Dean Baker wrote a powerful article titled "Deficit Scare Tactics Are What Citizens Should Really Be Afraid Of" that makes an important point. It does not take rocket science to understand that ill-advised policies where the government refused to spend to prop up an economy the private sector is unable to or unwilling to invest in made Americans poorer. Worse, it destroyed wealth they would have otherwise banked. The resulting policies have purposefully and negatively affected future generations. They stole money that would have been available for college, to build a new home, to invest in retirement, and much more.
Baker had one paragraph in the article that many should use as a clarion call for the complete revamping of our economy.
Not to mention the rents from government-granted patent and copyright monopolies. As I point out in Rigged, these come to close to $400 billion a year in the case of prescription drugs alone. This is the difference between the patent-protected price and the free-market price. It is effectively a privately collected tax. If we add in the rents from medical equipment, software and other items, the figure could easily be twice as high. In other words, we are making our kids pay $400 billion to $800 billion a year to pay for the research and creative work that was done in the past.
Anyone seriously concerned about the burden we impose on our kids has to include this cost in their calculations. Otherwise, they just deserve to have their pronouncements treated with ridicule.
Those are two of the most important paragraphs, and likely capture the least understood concepts in our economy. Baker attempts to explain the corrosive nature of patents. The intent of patents was to allow inventors to recover their investments in developing products. It has evolved into an instrument of legalized theft by corporations. Drug companies have used it to charge exorbitant prices for drugs, and other product manufacturers have done the same. Patents have been used to sue farmers for growing crops from cross-pollinated, patented seeds.
But it‘s not only the unfair use of patents that is destroying the middle class: it is all aspects of the structure of our economy including unfair taxation, the military industrial complex, health care, and much more. A few years ago I wrote the book As I See It: Class Warfare the Only Resort to Right Wing Doom, which holds as true today as it did then, especially under the advent of an even more pilfering agenda.
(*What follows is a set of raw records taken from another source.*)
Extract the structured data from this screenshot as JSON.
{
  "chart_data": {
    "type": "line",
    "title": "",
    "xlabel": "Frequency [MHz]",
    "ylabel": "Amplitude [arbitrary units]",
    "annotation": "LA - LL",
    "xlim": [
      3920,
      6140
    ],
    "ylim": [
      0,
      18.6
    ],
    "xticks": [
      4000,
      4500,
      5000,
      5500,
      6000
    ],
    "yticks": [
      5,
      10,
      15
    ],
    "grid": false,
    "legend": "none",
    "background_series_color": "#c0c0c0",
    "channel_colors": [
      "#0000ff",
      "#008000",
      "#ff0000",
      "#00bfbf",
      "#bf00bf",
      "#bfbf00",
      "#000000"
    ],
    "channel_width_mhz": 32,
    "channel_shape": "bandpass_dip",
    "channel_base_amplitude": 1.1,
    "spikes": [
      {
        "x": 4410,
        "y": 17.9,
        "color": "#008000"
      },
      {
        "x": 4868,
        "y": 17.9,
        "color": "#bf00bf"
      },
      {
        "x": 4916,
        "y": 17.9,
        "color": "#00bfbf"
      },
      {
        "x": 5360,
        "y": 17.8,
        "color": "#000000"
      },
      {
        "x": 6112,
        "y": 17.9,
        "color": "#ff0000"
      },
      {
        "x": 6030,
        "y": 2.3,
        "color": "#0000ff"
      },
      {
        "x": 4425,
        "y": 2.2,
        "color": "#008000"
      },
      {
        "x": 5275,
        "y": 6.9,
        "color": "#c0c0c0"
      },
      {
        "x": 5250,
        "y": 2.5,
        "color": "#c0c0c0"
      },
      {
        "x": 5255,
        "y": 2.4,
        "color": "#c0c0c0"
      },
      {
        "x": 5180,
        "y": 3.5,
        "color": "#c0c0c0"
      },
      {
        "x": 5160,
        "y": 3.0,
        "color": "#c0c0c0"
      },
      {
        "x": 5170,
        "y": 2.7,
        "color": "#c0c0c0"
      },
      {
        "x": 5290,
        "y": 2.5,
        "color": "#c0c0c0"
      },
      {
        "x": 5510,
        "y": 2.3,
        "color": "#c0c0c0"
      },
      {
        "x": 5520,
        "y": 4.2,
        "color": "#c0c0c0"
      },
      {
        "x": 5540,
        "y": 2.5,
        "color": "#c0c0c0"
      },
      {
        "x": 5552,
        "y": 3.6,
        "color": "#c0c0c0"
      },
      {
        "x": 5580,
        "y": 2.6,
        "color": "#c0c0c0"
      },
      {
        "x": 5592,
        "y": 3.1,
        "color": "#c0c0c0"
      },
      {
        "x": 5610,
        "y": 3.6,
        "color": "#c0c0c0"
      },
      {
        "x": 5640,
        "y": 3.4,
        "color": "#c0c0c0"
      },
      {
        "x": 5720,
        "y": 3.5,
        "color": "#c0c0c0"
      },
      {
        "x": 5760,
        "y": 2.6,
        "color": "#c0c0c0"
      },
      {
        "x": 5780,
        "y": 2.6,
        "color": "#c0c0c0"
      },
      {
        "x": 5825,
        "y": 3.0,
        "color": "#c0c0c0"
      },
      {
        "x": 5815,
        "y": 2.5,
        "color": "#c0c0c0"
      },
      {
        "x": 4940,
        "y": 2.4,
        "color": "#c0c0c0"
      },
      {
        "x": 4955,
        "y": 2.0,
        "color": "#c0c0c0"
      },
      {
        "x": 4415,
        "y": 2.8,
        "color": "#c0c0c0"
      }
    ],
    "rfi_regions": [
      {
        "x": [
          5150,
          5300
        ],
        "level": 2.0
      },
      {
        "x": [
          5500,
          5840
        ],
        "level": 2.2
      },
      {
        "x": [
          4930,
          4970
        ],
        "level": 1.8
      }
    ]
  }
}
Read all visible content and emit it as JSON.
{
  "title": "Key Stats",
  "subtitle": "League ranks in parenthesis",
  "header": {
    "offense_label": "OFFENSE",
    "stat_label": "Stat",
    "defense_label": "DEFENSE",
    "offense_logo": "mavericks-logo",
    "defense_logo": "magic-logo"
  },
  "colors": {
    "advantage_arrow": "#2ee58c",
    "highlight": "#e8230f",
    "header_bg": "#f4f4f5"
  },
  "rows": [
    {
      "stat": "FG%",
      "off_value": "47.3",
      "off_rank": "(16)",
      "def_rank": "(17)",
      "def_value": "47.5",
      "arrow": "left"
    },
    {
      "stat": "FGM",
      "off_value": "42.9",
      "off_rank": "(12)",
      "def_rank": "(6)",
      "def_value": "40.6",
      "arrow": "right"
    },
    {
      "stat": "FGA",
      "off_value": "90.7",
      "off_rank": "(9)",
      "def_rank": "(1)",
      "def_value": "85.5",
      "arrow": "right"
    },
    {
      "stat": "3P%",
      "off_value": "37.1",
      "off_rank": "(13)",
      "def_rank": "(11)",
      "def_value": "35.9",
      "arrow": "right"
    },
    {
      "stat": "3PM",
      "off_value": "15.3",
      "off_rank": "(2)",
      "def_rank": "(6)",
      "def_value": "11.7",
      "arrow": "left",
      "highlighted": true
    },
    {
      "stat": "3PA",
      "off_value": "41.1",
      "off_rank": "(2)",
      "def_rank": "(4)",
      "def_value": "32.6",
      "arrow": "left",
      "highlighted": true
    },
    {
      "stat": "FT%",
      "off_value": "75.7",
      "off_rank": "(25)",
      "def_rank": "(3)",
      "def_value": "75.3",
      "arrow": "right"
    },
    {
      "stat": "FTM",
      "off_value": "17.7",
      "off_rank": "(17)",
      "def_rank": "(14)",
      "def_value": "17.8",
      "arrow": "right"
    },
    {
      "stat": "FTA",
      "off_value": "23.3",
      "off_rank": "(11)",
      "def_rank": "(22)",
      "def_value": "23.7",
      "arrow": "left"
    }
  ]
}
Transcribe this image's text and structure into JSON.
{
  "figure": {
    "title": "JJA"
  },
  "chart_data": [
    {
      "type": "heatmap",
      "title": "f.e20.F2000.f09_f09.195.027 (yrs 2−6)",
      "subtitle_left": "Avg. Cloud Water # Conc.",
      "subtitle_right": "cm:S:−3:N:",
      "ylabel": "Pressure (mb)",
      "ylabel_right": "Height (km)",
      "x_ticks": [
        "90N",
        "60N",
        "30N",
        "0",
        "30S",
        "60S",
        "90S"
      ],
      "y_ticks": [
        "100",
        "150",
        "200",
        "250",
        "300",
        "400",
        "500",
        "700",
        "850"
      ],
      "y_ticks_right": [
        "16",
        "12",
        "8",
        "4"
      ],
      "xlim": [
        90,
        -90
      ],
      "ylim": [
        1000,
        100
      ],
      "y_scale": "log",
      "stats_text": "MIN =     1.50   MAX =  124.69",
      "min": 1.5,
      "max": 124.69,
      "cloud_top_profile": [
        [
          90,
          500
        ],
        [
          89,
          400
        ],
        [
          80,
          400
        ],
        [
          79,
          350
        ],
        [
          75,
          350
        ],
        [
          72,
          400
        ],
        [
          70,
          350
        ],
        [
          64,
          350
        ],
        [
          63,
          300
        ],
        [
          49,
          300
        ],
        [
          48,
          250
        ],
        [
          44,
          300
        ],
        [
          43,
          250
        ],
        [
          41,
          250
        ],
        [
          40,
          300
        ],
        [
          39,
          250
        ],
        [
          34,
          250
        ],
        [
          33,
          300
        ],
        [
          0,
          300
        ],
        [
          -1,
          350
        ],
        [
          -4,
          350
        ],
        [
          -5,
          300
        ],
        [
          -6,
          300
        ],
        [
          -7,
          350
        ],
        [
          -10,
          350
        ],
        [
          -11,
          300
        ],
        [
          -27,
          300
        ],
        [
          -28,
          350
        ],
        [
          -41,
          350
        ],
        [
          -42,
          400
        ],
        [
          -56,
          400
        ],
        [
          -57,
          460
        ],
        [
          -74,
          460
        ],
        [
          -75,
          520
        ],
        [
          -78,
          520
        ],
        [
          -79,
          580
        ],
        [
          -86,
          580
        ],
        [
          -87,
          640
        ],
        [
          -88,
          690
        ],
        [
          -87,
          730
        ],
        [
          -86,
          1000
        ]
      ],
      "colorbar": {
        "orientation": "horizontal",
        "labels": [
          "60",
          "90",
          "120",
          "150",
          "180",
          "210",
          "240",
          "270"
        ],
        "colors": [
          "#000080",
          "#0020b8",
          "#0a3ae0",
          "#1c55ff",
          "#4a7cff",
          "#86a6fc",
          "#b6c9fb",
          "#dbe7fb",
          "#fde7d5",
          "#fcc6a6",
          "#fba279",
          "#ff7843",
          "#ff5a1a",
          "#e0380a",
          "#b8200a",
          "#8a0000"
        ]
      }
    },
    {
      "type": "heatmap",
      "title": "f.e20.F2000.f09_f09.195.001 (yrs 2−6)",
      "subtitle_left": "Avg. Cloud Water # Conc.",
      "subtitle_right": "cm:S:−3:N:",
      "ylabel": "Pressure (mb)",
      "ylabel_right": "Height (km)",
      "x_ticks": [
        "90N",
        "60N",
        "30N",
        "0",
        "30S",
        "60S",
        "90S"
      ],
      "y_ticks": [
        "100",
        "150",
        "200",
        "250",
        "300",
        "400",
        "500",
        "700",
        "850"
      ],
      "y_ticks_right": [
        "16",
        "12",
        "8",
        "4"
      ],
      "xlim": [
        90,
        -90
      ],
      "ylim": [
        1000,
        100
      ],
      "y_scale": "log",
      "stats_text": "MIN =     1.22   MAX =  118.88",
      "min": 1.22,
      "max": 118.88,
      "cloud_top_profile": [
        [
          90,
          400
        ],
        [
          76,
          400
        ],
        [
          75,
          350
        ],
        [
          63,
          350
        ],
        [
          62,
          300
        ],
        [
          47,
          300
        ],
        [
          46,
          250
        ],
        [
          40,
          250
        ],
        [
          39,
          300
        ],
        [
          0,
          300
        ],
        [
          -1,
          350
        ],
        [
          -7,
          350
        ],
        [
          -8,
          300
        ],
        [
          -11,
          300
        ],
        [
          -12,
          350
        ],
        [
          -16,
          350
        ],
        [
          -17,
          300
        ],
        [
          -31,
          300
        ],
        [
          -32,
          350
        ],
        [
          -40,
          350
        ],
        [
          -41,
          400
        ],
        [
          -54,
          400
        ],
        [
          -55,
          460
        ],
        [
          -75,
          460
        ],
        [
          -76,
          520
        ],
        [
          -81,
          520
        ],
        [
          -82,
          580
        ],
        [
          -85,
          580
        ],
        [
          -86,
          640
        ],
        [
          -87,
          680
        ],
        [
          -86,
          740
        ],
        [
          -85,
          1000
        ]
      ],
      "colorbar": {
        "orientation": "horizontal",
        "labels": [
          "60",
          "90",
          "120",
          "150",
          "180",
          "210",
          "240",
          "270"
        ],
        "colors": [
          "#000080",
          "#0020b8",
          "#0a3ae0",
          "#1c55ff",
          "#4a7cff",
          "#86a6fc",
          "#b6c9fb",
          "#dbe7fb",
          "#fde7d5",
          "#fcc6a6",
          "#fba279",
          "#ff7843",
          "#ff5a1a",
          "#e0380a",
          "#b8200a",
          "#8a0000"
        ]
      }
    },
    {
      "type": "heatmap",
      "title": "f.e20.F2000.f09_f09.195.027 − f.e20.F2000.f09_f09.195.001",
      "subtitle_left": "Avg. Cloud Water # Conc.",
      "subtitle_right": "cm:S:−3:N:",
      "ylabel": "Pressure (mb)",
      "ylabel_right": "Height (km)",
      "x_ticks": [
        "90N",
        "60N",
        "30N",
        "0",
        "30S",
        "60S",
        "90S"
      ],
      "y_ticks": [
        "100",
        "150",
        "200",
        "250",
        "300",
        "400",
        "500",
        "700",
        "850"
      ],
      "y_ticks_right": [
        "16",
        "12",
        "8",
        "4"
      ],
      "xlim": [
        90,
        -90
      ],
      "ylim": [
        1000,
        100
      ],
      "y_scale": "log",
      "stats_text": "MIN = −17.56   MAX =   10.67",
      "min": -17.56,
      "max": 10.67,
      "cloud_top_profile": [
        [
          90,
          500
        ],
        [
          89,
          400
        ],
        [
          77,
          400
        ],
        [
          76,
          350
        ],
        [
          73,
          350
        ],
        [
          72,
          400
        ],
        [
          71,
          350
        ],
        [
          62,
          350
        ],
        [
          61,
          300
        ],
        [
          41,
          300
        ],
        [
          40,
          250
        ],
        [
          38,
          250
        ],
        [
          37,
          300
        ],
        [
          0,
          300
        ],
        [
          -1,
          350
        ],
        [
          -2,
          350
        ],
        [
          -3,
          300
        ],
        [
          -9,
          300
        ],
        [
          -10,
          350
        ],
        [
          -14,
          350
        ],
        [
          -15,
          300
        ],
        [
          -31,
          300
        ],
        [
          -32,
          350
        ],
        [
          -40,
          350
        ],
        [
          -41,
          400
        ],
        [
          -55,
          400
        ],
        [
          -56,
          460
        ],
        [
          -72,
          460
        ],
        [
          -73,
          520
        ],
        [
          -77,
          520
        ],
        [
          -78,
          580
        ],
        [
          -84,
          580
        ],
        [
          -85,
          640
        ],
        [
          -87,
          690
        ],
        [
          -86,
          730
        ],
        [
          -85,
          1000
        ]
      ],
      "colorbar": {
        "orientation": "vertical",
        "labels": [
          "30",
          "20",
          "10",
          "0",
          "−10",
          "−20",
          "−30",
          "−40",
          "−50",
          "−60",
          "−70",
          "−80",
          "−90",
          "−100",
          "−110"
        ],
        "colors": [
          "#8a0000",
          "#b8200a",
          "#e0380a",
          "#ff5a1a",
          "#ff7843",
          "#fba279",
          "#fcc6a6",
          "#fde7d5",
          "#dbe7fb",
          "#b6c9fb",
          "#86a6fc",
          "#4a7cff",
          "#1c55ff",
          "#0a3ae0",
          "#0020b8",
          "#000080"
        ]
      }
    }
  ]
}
As Americans learn how policies put into effect by the politicians they elect directly affect their personal economies and as everyday citizens are emboldened to believe in their self-worth, they will slowly awaken into action as they did in decades past. We made a big mistake in 1980 by allowing a smooth-talking politician to bring the final pieces inspired by the Powell Memo to fruition. Now it’s time to rid America of that cancer once and for all.